Y  = R2Y * R + G2Y * G + B2Y * B
Cb = (B - Y) * YCB + delta
Cr = (R - Y) * YCR + delta

Among them [ R2Y, G2Y, B2Y, YCB, YCR ] determines different transformation matrices, all of which are non-negative. Since Cb and Cr reflect color difference, their numerical distribution should be symmetrical about the origin 0, so a delta offset needs to be added to make it fall in the same range as Y as much as possible. Delta = 128 is commonly used. Generally speaking, the conversion of RGB and YUV is not an orthogonal transformation, so for the RGB value of the 256 x 256 x 256 rectangular cube distribution, the converted YUV distribution does not also satisfy the distribution of the rectangular cube, but is usually a truncated cone. . If YUV values ​​outside the pyramid are used when converting YUV back to RGB, the resulting RGB values ​​do not exist in reality and cannot be displayed.

        For RGB to YUV or YUV to RGB, OpenCV can be implemented by calling dst = cvtColor(src, code), code determines the conversion coefficient used and mainly: in the OpenCV source code, we can get , the article does not distinguish between BGR and RGB. By checking storage format. Note that OpenCV usually uses BGR instead of RGB color sequence, but it still retains support for RGB sequential input. There is no difference between them except the memory access sequence, so we will discuss it latersrc and dstcodeimgproc.hppcode

// YCbCr 4:4:4  <-->  BGR
COLOR_BGR2YCrCb    = 36,
COLOR_YCrCb2BGR    = 38,
// YUV 4:4:4  <-->  BGR
COLOR_BGR2YUV      = 82, 
COLOR_YUV2BGR      = 84,
// YUV_FOCC 4:2:0  -->  BGR
COLOR_YUV2BGR_NV12  = 91,
COLOR_YUV2BGR_NV21  = 93,
COLOR_YUV420sp2BGR  = COLOR_YUV2BGR_NV21,
COLOR_YUV2BGR_YV12  = 99,
COLOR_YUV2BGR_IYUV  = 101,
COLOR_YUV2BGR_I420  = COLOR_YUV2BGR_IYUV,
COLOR_YUV420p2BGR   = COLOR_YUV2BGR_YV12,
// YUV_FOCC 4:2:2  -->  BGR
COLOR_YUV2BGR_UYVY = 108,
COLOR_YUV2BGR_Y422 = COLOR_YUV2BGR_UYVY,
COLOR_YUV2BGR_UYNV = COLOR_YUV2BGR_UYVY,
COLOR_YUV2BGR_YUY2 = 116,
COLOR_YUV2BGR_YVYU = 118,
COLOR_YUV2BGR_YUYV = COLOR_YUV2BGR_YUY2,
COLOR_YUV2BGR_YUNV = COLOR_YUV2BGR_YUY2,
// BGR  <-->  YUV_FOCC 4:2:0
COLOR_BGR2YUV_I420  = 128,
COLOR_BGR2YUV_IYUV  = COLOR_BGR2YUV_I420,
COLOR_BGR2YUV_YV12  = 132,

As you can see, the naming of RGB and YUV conversion is very complicated and confusing, but the actual conversion coefficients involved in the above code can be divided into three categories. Among them, the first category is COLOR_BGR2YUV and its inverse transformation COLOR_YUV2BGR; the second category is COLOR_BGR2YCrCb and its inverse transformation COLOR_YCrCb2BGR; The third category is COLOR_BGR2YUV_FOCC with FOCC (Four-Character Code) suffix and its inverse transformation COLOR_YUV2BGR_FOCC. Through further exploration, it can be seen that the first two categories are used for the conversion of non-downsampled YUV, while the third category is used for the conversion of downsampled YUV. Here we first briefly introduce the YUV downsampling format, which is very helpful for subsequent understanding.
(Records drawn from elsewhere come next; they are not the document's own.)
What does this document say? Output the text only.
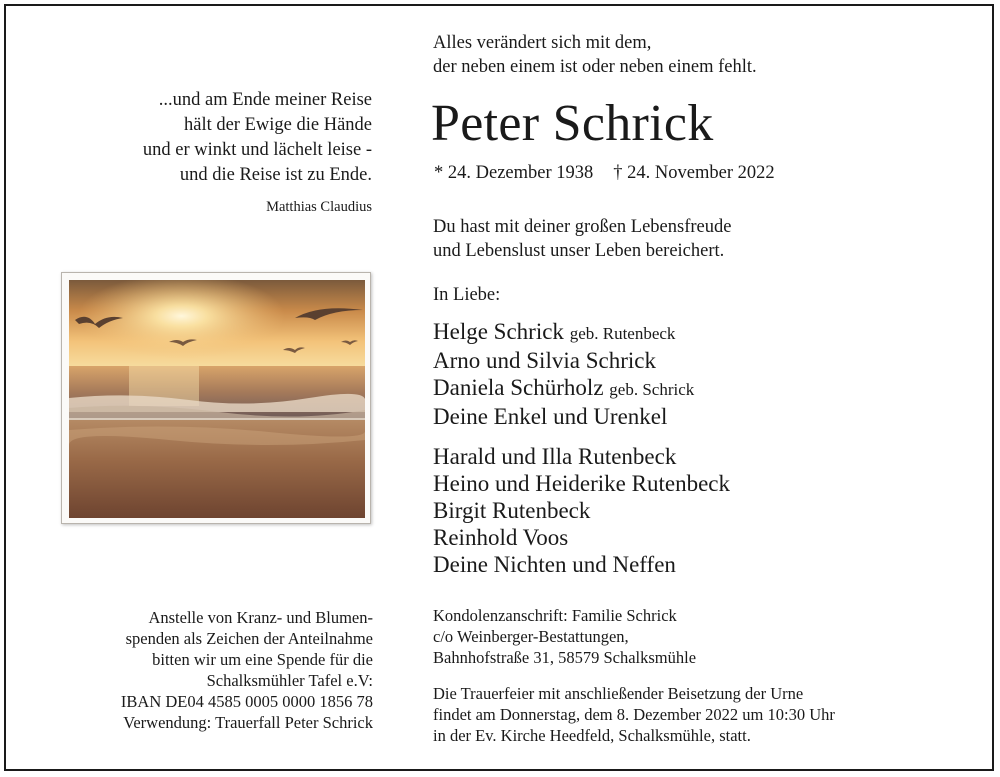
...und am Ende meiner Reise
hält der Ewige die Hände
und er winkt und lächelt leise -
und die Reise ist zu Ende.
Matthias Claudius
Anstelle von Kranz- und Blumen-
spenden als Zeichen der Anteilnahme
bitten wir um eine Spende für die
Schalksmühler Tafel e.V:
IBAN DE04 4585 0005 0000 1856 78
Verwendung: Trauerfall Peter Schrick
Alles verändert sich mit dem,
der neben einem ist oder neben einem fehlt.
Peter Schrick
* 24. Dezember 1938 † 24. November 2022
Du hast mit deiner großen Lebensfreude
und Lebenslust unser Leben bereichert.
In Liebe:
Helge Schrick geb. Rutenbeck
Arno und Silvia Schrick
Daniela Schürholz geb. Schrick
Deine Enkel und Urenkel
Harald und Illa Rutenbeck
Heino und Heiderike Rutenbeck
Birgit Rutenbeck
Reinhold Voos
Deine Nichten und Neffen
Kondolenzanschrift: Familie Schrick
c/o Weinberger-Bestattungen,
Bahnhofstraße 31, 58579 Schalksmühle
Die Trauerfeier mit anschließender Beisetzung der Urne
findet am Donnerstag, dem 8. Dezember 2022 um 10:30 Uhr
in der Ev. Kirche Heedfeld, Schalksmühle, statt.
        YUV consists of a brightness component Y and two chroma components U and V. According to color science research, the human eye is more sensitive to changes in brightness, while the perception of chroma changes is relatively weak. Therefore, in order to reduce the bandwidth required for image data transmission, the chroma components U and V are usually downsampled while leaving Y intact, so that the same visual subjective experience can be maintained at as low a cost as possible. Generally speaking, the downsampling positions of U and V are the same. Downsampling of chrominance components usually takes every 4 adjacent pixels as a downsampling unit, and retains 1, 2, or 4 pixels among them. However, the selection methods of these 4 adjacent pixels and retained pixels are various. This results in very complicated downsampling formats, which are usually represented by YUV 4 : m : n. The figure below shows three commonly used downsampling formats.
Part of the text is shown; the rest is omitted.